Saturday, July 10, 2010

Ship Breaker

Ship Breaker was great.  Along the lines of Hunger Games and other dystopian fiction we've seen out lately, it paints a picture of our country in the future after many years of destruction and shows what life is like.  In this case there are two kinds of people the very rich and the very poor.  The view of the poor is what you get to see at the beginning of Ship Breaker.

The story follows a young boy named Nailer.  Nailer works with a crew of "ship breakers."  Basically, everyone ran out of oil, the city of New Orleans was flooded time and time again, hurricanes come all the time now (the poles have melted), and all the boats and tankers of the previous age are laid to waste along the gulf shore.  Nailer's and other crews break the old oil ships down for their parts.  It's a rough life.  There's not much to eat and Nailer is beginning to worry about what he'll do once he becomes to big to be on "light" crew.  On top of all this, his father is a druggie and drunk who abuses Nailer and causes problems all the time.  It's business as usual until after a storm (a city killer) Nailer and his friend and coworker Pima discover a majestic clipper ship washed up on their shore.  Nailer's seen the beautiful, sleek ships in magazines and from a distance...he's dreamt about what life must be like for the rich people on those boats.  As he and Pima check out the damage they discover one survivor, a girl.  They have to decide between helping this girl or just stripping the ship of everything - including her life.  They could be rich...they could have a better life....but can they just leave her there?

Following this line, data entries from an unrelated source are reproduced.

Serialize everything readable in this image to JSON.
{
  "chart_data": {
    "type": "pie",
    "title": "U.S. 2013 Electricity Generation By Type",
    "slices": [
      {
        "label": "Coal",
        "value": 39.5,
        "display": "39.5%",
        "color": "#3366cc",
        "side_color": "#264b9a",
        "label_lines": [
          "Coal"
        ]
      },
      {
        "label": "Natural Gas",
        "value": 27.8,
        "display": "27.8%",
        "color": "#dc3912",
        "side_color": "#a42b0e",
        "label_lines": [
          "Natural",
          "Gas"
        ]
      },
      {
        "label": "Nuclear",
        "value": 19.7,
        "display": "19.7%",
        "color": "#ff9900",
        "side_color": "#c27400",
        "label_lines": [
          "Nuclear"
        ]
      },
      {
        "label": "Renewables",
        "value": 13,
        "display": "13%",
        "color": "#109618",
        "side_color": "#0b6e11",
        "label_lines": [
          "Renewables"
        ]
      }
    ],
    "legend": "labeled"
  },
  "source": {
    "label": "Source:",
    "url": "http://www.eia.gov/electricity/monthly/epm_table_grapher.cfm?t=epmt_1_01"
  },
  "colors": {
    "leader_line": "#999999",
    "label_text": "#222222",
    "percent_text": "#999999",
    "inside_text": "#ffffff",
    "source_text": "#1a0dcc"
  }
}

The rest of the book follows their decisions and the consequence of those decisions.  The book was fast paced and didn't drag at all.  Once they discover the girl, it all races by.  It also paints a picture of what our world might look like if we don't take care of it.  As they travel inland at one point in the book to New Orleans and Orleans II, Nita asks about what happened.  Nailer responds,
"Stupid," Nailer muttered..."They were damn stupid." Tool shrugged.  "No one expected Category Six hurricanes.  They didn't have city killers then.  The climate changed.  The weather shifted.  They did not anticipate well." 
Nailer wondered at that idea.  That no one could have understood that they would be the target of monthly hurricanes pinballing up the Mississippi Alley, gunning for anything that didn't have sense to batten down, float, or go underground.
It's a creepy view of the gulf in the future.  In addition, though, this is a story about family and how you make it.  Nailer's dad is a bad man, but that doesn't mean that Nailer will become that way or has to.  Family and home are where you make them.  Nailer learns a lot about this as he fights for a friend's life.  A good read.